One of my Irish friends was bitten by a brown recluse– on two occasions. The first time, on his toe and he had to fight to stop the doctor from amputating it. The treatment is to cut out as much tissue around the bite as quickly as possible, before the enzyme spreads.

There are also black widows, and something also deadly called white widows. Cycling through the desert, I have had to turn the wheels in gravel to avoid running over giant tarantulas crossing the road.

The routine here is: shake out your bedclothes before you get into bed each night. Shake out your clothes. Be extremely careful and don’t stick your hands into places you can’t see. Bang your shoes on the ground, in case one is clinging inside. I find this nerve-racking.

Then there are the snakes. Seven kinds of rattlesnakes live here (some don’t actually rattle). I am told there is no antidote in the Taos area hospital, so you have to be airlifted to Albequerque.

A mountainy fellow from Washington State who has lived here for nine years in the desert says not to fall asleep outside. Rattlesnakes won’t seek you out to attack you, but they may be drawn to nestle up to you for bodily warmth.

Heaven help you when you wake up and move. They won’t like it. I am thinking I will sleep sitting up in my chair.
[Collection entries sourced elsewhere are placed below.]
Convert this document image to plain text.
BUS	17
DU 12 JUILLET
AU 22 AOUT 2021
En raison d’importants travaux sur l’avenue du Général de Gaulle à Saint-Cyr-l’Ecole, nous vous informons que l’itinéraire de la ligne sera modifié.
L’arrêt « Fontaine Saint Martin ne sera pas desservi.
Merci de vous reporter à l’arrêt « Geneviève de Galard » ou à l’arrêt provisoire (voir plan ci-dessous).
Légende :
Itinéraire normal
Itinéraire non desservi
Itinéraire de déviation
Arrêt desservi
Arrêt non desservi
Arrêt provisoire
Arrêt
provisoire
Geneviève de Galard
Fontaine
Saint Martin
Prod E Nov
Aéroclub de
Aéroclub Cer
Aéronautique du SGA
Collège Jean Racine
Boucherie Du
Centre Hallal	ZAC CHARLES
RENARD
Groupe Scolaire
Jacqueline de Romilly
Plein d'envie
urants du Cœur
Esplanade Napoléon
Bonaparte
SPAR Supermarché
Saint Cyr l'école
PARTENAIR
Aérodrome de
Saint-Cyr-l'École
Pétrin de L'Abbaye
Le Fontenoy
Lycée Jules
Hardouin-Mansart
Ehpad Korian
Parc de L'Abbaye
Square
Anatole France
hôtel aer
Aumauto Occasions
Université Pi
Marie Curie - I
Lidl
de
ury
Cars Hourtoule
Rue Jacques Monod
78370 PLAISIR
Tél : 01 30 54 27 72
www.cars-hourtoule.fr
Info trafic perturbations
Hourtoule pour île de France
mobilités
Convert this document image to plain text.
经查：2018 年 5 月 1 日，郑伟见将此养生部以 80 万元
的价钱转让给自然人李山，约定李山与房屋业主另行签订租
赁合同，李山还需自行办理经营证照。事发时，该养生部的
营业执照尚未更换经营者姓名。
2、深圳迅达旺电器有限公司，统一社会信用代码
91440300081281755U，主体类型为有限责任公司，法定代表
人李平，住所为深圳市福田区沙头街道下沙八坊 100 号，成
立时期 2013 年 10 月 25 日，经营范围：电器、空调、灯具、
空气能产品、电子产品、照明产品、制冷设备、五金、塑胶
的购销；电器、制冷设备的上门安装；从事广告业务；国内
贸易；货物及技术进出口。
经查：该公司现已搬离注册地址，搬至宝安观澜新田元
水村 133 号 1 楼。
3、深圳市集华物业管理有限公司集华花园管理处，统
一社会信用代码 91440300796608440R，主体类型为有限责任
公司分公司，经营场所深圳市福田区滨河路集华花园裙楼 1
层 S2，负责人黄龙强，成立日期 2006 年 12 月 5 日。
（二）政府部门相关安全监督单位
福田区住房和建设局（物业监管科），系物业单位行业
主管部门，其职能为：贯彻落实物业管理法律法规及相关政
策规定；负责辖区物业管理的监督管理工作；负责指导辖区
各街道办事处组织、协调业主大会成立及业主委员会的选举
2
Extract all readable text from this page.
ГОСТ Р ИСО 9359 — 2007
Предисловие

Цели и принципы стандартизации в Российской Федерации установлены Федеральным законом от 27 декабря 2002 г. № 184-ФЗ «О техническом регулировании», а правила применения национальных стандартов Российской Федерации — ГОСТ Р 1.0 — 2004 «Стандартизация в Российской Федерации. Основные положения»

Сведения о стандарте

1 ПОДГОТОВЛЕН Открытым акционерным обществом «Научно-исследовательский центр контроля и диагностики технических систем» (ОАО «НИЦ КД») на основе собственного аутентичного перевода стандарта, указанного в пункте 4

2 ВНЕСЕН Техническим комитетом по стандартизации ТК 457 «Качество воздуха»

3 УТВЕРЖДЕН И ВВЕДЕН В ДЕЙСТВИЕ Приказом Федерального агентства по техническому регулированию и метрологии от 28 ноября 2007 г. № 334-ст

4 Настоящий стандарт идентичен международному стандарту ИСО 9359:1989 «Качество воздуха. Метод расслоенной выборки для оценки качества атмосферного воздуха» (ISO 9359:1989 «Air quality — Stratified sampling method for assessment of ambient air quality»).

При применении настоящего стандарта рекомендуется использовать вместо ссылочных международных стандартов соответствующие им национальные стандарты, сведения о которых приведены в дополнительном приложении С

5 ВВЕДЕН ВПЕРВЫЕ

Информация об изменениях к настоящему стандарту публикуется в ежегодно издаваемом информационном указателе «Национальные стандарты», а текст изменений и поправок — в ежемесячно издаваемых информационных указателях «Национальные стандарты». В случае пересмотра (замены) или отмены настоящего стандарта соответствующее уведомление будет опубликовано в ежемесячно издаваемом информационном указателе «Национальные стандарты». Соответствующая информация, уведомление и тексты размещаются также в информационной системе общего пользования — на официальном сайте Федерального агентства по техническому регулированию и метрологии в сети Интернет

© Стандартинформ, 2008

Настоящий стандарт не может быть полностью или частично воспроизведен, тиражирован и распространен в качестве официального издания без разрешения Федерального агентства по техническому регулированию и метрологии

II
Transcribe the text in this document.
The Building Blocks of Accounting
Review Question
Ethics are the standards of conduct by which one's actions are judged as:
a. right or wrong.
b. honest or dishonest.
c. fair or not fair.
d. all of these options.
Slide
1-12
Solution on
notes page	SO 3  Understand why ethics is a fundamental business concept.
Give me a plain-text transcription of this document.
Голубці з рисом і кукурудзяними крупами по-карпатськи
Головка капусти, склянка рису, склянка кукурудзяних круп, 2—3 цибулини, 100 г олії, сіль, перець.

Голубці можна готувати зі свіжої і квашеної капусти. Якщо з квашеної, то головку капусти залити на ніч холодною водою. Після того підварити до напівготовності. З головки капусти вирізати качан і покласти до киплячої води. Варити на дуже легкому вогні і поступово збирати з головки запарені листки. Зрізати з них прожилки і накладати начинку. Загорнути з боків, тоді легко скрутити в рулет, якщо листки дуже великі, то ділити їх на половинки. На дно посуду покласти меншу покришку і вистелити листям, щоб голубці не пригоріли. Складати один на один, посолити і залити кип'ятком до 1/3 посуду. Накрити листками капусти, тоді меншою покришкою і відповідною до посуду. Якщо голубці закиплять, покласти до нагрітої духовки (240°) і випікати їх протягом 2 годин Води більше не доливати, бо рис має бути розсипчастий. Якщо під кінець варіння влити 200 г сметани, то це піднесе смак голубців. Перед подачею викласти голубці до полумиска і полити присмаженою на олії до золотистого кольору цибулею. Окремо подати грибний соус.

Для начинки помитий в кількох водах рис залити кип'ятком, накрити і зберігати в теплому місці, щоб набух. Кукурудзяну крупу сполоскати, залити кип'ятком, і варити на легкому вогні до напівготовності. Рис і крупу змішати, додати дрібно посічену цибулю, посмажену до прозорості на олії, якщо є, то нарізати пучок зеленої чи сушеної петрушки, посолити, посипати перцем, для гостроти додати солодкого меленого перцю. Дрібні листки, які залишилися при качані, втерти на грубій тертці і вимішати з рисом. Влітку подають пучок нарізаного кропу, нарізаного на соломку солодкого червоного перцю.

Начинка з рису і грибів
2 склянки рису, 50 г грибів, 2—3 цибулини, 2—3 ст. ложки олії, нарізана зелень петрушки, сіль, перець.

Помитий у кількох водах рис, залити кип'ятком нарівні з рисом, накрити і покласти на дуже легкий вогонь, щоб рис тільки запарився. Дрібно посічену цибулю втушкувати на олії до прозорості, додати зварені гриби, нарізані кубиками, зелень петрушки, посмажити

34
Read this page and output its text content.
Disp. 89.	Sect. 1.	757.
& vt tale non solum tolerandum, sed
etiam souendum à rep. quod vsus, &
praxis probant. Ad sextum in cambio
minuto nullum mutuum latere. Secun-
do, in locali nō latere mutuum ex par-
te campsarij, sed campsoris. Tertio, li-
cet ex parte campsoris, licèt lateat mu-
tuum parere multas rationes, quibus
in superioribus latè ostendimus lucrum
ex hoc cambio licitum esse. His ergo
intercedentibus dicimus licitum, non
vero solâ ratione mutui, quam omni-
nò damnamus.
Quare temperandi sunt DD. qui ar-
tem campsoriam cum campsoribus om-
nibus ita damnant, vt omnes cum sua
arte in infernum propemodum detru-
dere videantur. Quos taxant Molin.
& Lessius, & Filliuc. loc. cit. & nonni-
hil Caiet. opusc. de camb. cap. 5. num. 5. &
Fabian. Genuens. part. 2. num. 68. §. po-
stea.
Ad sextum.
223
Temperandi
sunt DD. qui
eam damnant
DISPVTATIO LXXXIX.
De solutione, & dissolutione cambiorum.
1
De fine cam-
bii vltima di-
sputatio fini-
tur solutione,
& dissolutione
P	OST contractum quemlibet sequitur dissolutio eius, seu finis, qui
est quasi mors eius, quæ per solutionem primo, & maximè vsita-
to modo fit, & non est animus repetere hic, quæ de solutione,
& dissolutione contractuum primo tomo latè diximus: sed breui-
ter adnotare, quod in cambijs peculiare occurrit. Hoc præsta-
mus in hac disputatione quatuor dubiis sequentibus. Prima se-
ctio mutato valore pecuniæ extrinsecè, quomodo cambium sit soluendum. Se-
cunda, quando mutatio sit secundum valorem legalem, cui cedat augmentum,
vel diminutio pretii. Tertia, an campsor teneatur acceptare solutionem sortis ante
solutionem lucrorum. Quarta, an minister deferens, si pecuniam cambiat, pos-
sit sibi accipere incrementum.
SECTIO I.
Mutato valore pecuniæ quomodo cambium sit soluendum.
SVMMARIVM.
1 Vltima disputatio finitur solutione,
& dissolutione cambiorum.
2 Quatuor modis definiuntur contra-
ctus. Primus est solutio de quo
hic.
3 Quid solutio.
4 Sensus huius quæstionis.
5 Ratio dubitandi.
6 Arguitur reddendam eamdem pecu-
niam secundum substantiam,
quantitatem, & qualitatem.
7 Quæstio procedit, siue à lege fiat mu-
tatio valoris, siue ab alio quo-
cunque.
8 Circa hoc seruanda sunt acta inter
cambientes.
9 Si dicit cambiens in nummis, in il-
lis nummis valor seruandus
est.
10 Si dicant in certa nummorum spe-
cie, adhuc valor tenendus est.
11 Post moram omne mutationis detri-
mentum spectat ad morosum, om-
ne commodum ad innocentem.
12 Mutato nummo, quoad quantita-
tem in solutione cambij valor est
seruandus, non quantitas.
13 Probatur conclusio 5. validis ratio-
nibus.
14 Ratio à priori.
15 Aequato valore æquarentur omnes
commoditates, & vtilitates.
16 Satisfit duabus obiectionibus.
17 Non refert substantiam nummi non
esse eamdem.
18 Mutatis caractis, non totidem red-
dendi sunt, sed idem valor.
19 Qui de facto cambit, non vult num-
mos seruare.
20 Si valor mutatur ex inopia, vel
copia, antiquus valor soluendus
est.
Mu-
As if that weren’t enough, the denizens of the local shop, Poco Loco in Carson, New Mexico, tell me that there is plague and hanta virus in the soil. Not to worry, it tends to affect only people with low immune systems, old people and children being most vulnerable.

A couple of years ago no one was allowed to go outside for two weeks, because of West Nile virus, carried by mosquitos. They had a few fatalities locally.

Well, I can’t wait to get back to the relative safety of Georgia– and then to Ireland, with no snakes or nasty death-carrying insects.